I knew I couldn’t help Molly, a girl I knew in the hospital when I was 12. In the middle of a conversation with me she started cowering, pleading “please, don’t hurt me!” over and over. But it wasn’t like she was afraid of me, begging me. It was like she was repeating something on a loop. I tried to reassure her that I wouldn’t hurt her. No response. No awareness of me being there. It felt like she was no longer present and inhabiting the same time and place as me. Like something had possessed her and turned her into a zombie. I realized this was beyond my scope, so I ran into the hall and told the nearest staff person that something was wrong with Molly. I didn’t have a clue, but something was wrong, and they needed to go help her. They did help her. Afterwards they reassured me, told me that because she suffered from post-traumatic stress, she had flashbacks and relived bad memories.

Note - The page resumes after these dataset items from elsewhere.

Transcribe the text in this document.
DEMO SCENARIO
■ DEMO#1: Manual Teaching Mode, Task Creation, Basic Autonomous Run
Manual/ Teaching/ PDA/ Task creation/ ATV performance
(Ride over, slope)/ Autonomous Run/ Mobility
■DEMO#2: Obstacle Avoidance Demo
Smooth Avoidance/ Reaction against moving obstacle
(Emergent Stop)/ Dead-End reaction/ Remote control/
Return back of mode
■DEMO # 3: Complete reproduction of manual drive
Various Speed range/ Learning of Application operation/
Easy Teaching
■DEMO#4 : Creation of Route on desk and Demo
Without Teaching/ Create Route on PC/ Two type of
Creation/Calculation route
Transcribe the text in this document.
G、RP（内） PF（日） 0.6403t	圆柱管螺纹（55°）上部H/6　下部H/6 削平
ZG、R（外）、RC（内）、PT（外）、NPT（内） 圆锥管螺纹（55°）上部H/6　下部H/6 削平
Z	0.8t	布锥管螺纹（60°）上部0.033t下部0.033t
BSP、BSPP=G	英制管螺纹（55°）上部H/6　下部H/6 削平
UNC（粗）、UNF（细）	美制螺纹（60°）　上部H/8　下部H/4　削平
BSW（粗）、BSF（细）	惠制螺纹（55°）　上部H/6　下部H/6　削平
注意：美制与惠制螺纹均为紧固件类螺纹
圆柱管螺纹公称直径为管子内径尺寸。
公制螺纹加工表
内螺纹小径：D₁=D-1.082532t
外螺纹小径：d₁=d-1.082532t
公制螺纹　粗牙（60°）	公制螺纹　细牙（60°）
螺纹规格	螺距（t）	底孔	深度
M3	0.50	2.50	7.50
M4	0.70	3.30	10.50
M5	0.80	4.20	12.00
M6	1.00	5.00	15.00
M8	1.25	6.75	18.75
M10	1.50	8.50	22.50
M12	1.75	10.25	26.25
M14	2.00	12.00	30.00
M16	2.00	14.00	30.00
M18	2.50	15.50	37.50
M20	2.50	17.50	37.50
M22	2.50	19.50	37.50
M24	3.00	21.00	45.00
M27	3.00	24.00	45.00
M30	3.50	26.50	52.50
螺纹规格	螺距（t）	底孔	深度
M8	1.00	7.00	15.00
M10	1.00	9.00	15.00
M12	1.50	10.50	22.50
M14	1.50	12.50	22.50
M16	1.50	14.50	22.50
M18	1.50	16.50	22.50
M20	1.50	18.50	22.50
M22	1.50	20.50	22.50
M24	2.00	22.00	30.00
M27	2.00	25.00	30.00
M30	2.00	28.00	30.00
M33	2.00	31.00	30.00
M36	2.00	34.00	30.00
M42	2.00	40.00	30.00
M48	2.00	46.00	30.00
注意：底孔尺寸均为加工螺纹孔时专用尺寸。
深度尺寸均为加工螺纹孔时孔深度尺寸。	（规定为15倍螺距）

Mostly, the same staff that so pitilessly restrained her whenever she acted out, would gently talk her out of a flashback and offer her comfort at her most vulnerable. But sometimes because she experienced so many of them, they would in a brusque manner verbally shake her back to the normal time and place of 3 East. Expertise delivered without empathy or compassion is cold. It usually doesn’t feel good to receive, and doesn’t always help.
Empathy and expertise belong together.